Patch "rcu/tasks: Fix stale task snaphot for Tasks Trace" has been added to the 6.1-stable tree

Sasha Levin <sashal@xxxxxxxxxx> · Sat, 27 Jul 2024 10:51:53 -0400

This is a note to let you know that I've just added the patch titled

    rcu/tasks: Fix stale task snaphot for Tasks Trace

to the 6.1-stable tree which can be found at:
    http://www.kernel.org/git/?p=linux/kernel/git/stable/stable-queue.git;a=summary

The filename of the patch is:
     rcu-tasks-fix-stale-task-snaphot-for-tasks-trace.patch
and it can be found in the queue-6.1 subdirectory.

If you, or anyone else, feels it should not be added to the stable tree,
please let <stable@xxxxxxxxxxxxxxx> know about it.



commit 38634b17c01da5020a37a49b59f21bce3ec8c347
Author: Frederic Weisbecker <frederic@xxxxxxxxxx>
Date:   Fri May 17 17:23:02 2024 +0200

    rcu/tasks: Fix stale task snaphot for Tasks Trace
    
    [ Upstream commit 399ced9594dfab51b782798efe60a2376cd5b724 ]
    
    When RCU-TASKS-TRACE pre-gp takes a snapshot of the current task running
    on all online CPUs, no explicit ordering synchronizes properly with a
    context switch.  This lack of ordering can permit the new task to miss
    pre-grace-period update-side accesses.  The following diagram, courtesy
    of Paul, shows the possible bad scenario:
    
            CPU 0                                           CPU 1
            -----                                           -----
    
            // Pre-GP update side access
            WRITE_ONCE(*X, 1);
            smp_mb();
            r0 = rq->curr;
                                                            RCU_INIT_POINTER(rq->curr, TASK_B)
                                                            spin_unlock(rq)
                                                            rcu_read_lock_trace()
                                                            r1 = X;
            /* ignore TASK_B */
    
    Either r0==TASK_B or r1==1 is needed but neither is guaranteed.
    
    One possible solution to solve this is to wait for an RCU grace period
    at the beginning of the RCU-tasks-trace grace period before taking the
    current tasks snaphot.
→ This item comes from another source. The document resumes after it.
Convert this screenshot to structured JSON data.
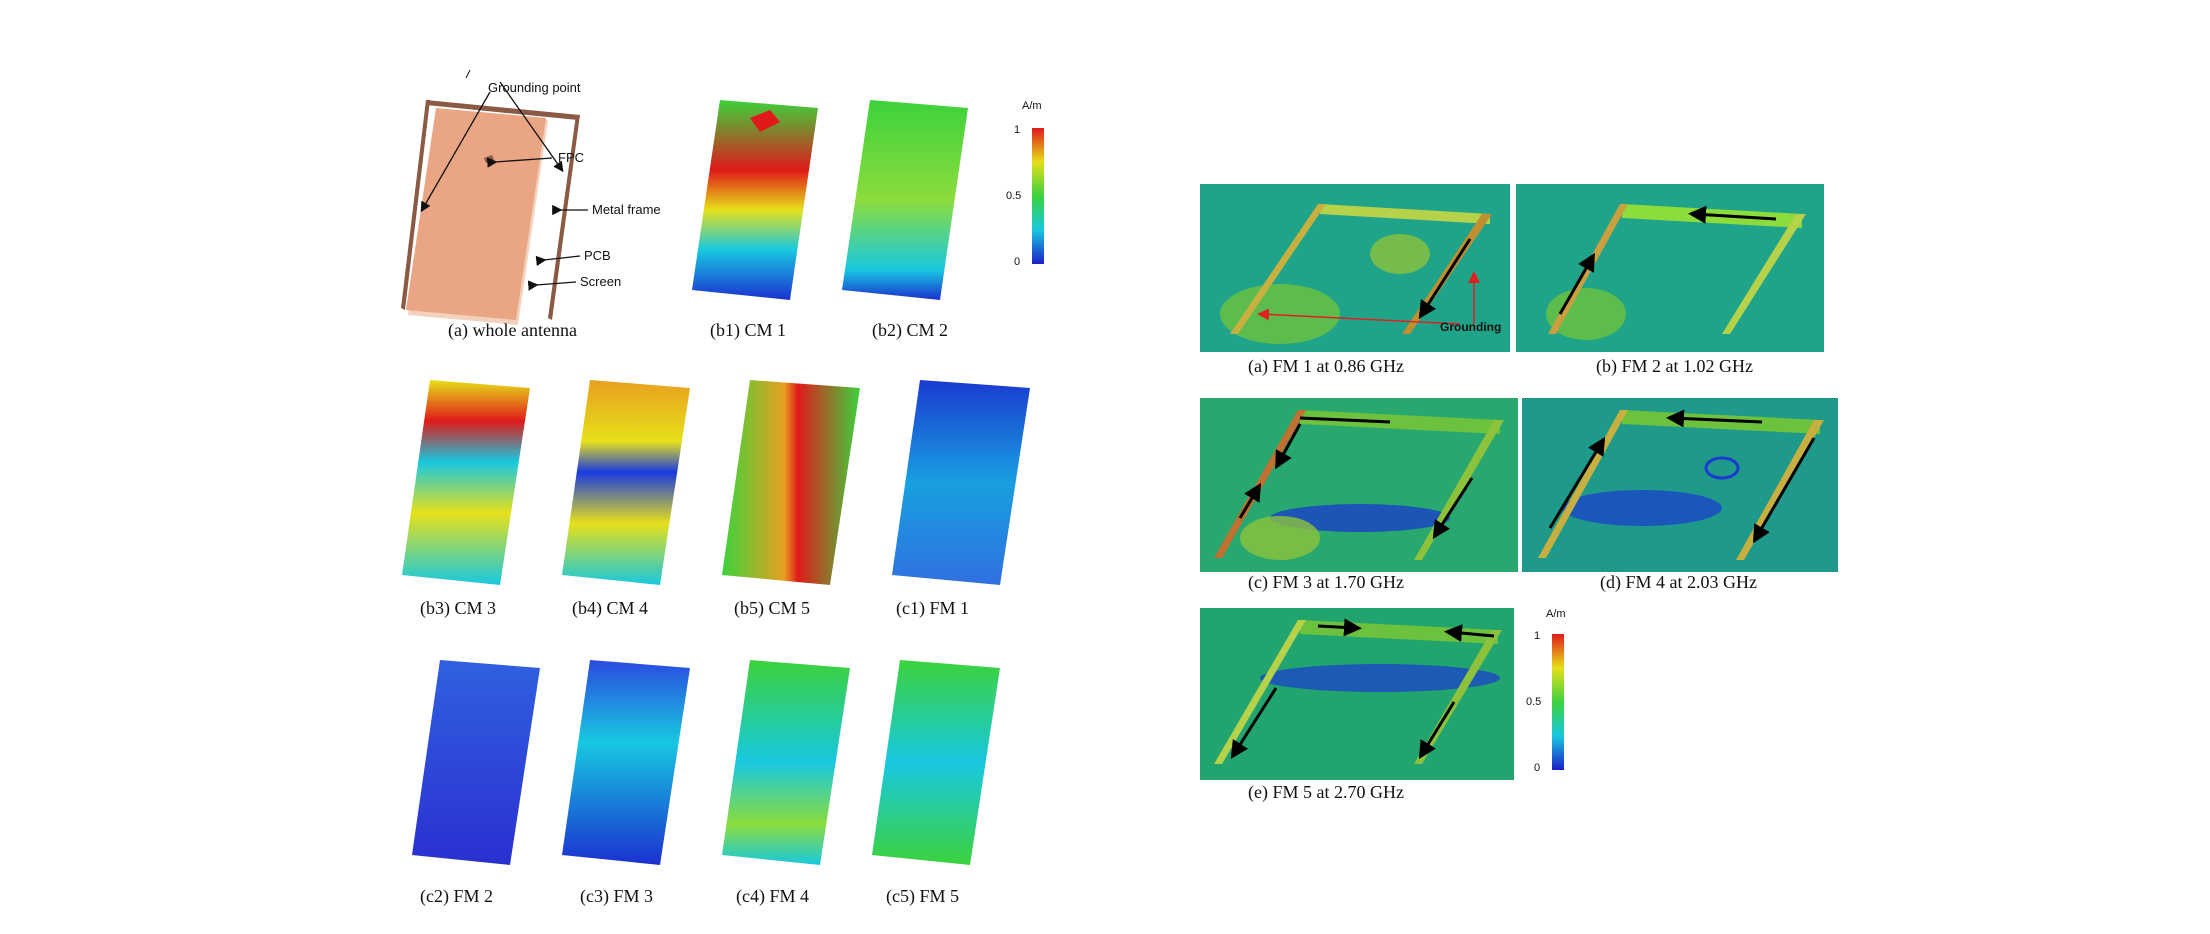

However this would introduce large additional
    latencies to RCU-tasks-trace grace periods.
    
    Another solution is to lock the target runqueue while taking the current
    task snapshot. This ensures that the update side sees the latest context
    switch and subsequent context switches will see the pre-grace-period
    update side accesses.
    
    This commit therefore adds runqueue locking to cpu_curr_snapshot().
    
    Fixes: e386b6725798 ("rcu-tasks: Eliminate RCU Tasks Trace IPIs to online CPUs")
    Signed-off-by: Frederic Weisbecker <frederic@xxxxxxxxxx>
    Signed-off-by: Paul E. McKenney <paulmck@xxxxxxxxxx>
    Signed-off-by: Sasha Levin <sashal@xxxxxxxxxx>

diff --git a/kernel/rcu/tasks.h b/kernel/rcu/tasks.h
index 6f48f565e3acb..456c956f481ef 100644
--- a/kernel/rcu/tasks.h
+++ b/kernel/rcu/tasks.h
@@ -1531,6 +1531,16 @@ static void rcu_tasks_trace_pregp_step(struct list_head *hop)
 	// allow safe access to the hop list.
 	for_each_online_cpu(cpu) {
 		rcu_read_lock();
+		// Note that cpu_curr_snapshot() picks up the target
+		// CPU's current task while its runqueue is locked with
+		// an smp_mb__after_spinlock().  This ensures that either
+		// the grace-period kthread will see that task's read-side
+		// critical section or the task will see the updater's pre-GP
+		// accesses.  The trailing smp_mb() in cpu_curr_snapshot()
+		// does not currently play a role other than simplify
+		// that function's ordering semantics.  If these simplified
+		// ordering semantics continue to be redundant, that smp_mb()
+		// might be removed.
 		t = cpu_curr_snapshot(cpu);
 		if (rcu_tasks_trace_pertask_prep(t, true))
 			trc_add_holdout(t, hop);
diff --git a/kernel/sched/core.c b/kernel/sched/core.c
index cac41c49bd2f5..753d7208123bb 100644
--- a/kernel/sched/core.c
+++ b/kernel/sched/core.c
@@ -4318,12 +4318,7 @@ int task_call_func(struct task_struct *p, task_call_f func, void *arg)
  * @cpu: The CPU on which to snapshot the task.
  *
  * Returns the task_struct pointer of the task "currently" running on
- * the specified CPU.  If the same task is running on that CPU throughout,
- * the return value will be a pointer to that task's task_struct structure.
- * If the CPU did any context switches even vaguely concurrently with the
- * execution of this function, the return value will be a pointer to the
- * task_struct structure of a randomly chosen task that was running on
- * that CPU somewhere around the time that this function was executing.
+ * the specified CPU.
  *
  * If the specified CPU was offline, the return value is whatever it
  * is, perhaps a pointer to the task_struct structure of that CPU's idle
@@ -4337,11 +4332,16 @@ int task_call_func(struct task_struct *p, task_call_f func, void *arg)
  */
 struct task_struct *cpu_curr_snapshot(int cpu)
 {
+	struct rq *rq = cpu_rq(cpu);
 	struct task_struct *t;
+	struct rq_flags rf;
 
-	smp_mb(); /* Pairing determined by caller's synchronization design. */
+	rq_lock_irqsave(rq, &rf);
+	smp_mb__after_spinlock(); /* Pairing determined by caller's synchronization design. */
 	t = rcu_dereference(cpu_curr(cpu));
+	rq_unlock_irqrestore(rq, &rf);
 	smp_mb(); /* Pairing determined by caller's synchronization design. */
+
 	return t;
 }